POS (Parts of Speech) tagging is the process of marking up a word in a corpus to a corresponding part of a speech tag, based on its context and definition. This task is not straightforward, as a particular word may have a different part of speech based on the context in which the word is used.

Part of Speech  Tags are useful for building parse trees, which are used in building NERs (most named entities are Nouns) and extracting relations between words. POS Tagging is also essential for building lemmatizers which are used to reduce a word to its root form.

For example: In the sentence “Give me your answer”, answer is a Noun, but in the sentence “Answer the question”, answer is a verb.

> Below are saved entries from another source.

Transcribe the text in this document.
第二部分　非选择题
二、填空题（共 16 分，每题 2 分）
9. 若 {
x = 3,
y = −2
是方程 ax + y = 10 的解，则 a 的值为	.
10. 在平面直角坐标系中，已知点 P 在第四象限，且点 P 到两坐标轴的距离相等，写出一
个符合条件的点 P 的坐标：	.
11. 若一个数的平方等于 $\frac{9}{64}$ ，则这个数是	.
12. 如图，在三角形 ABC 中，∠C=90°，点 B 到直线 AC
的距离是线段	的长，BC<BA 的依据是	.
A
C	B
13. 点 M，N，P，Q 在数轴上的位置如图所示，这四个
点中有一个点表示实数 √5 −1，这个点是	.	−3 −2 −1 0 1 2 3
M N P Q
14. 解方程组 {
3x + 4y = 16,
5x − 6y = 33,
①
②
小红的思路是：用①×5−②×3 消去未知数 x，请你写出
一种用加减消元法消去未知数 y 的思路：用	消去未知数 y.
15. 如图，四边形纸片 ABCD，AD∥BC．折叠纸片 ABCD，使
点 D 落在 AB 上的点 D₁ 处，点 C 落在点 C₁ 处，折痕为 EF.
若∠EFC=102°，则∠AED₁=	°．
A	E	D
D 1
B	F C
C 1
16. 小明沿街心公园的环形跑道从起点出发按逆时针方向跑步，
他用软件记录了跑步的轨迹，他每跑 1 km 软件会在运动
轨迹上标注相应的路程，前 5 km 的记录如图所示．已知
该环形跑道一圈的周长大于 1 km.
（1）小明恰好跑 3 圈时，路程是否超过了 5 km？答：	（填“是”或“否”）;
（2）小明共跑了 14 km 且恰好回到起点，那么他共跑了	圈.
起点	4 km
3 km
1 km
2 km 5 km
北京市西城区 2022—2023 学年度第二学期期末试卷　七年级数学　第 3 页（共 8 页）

text = word_tokenize("And now for something completely different")

nltk.pos_tag(text)
[('And', 'CC'), ('now', 'RB'), ('for', 'IN'), ('something', 'NN'),
('completely', 'RB'), ('different', 'JJ')]
 text = word_tokenize("They refuse to permit us to obtain the refuse permit")

nltk.pos_tag(text)
[('They', 'PRP'), ('refuse', 'VBP'), ('to', 'TO'), ('permit', 'VB'), ('us', 'PRP'),
('to', 'TO'), ('obtain', 'VB'), ('the', 'DT'), ('refuse', 'NN'), ('permit', 'NN')]

Named Entity Recognition (NER)

Named entity recognition (NER) , also known as entity chunking/extraction , is a popular technique used in information extraction to identify and segment the named entities and classify or categorize them under various predefined classes.

#import library
import spacy

#Loading spacy english library
load_en = spacy.load('en_core_web_sm')

#lets label the entity in the text file
file = load_en(u" I am living in India, Studying in IIIT")

doc = file
if doc.ents:
    for ner in doc.ents:
        print(ner.text + ' - '+ ner.label_ + ' - ' + 
               str(spacy.explain(ner.label_)))
else:
    print('No Entity Found')
#output:
India - GPE - Countries, cities, states

Here we tried to identify “India” as a country

Conclusion:

You may treat the above concepts as basic building blocks of Natural Language Processing and this understanding and implementing these concepts get a better start for NLP.

Happy Modeling.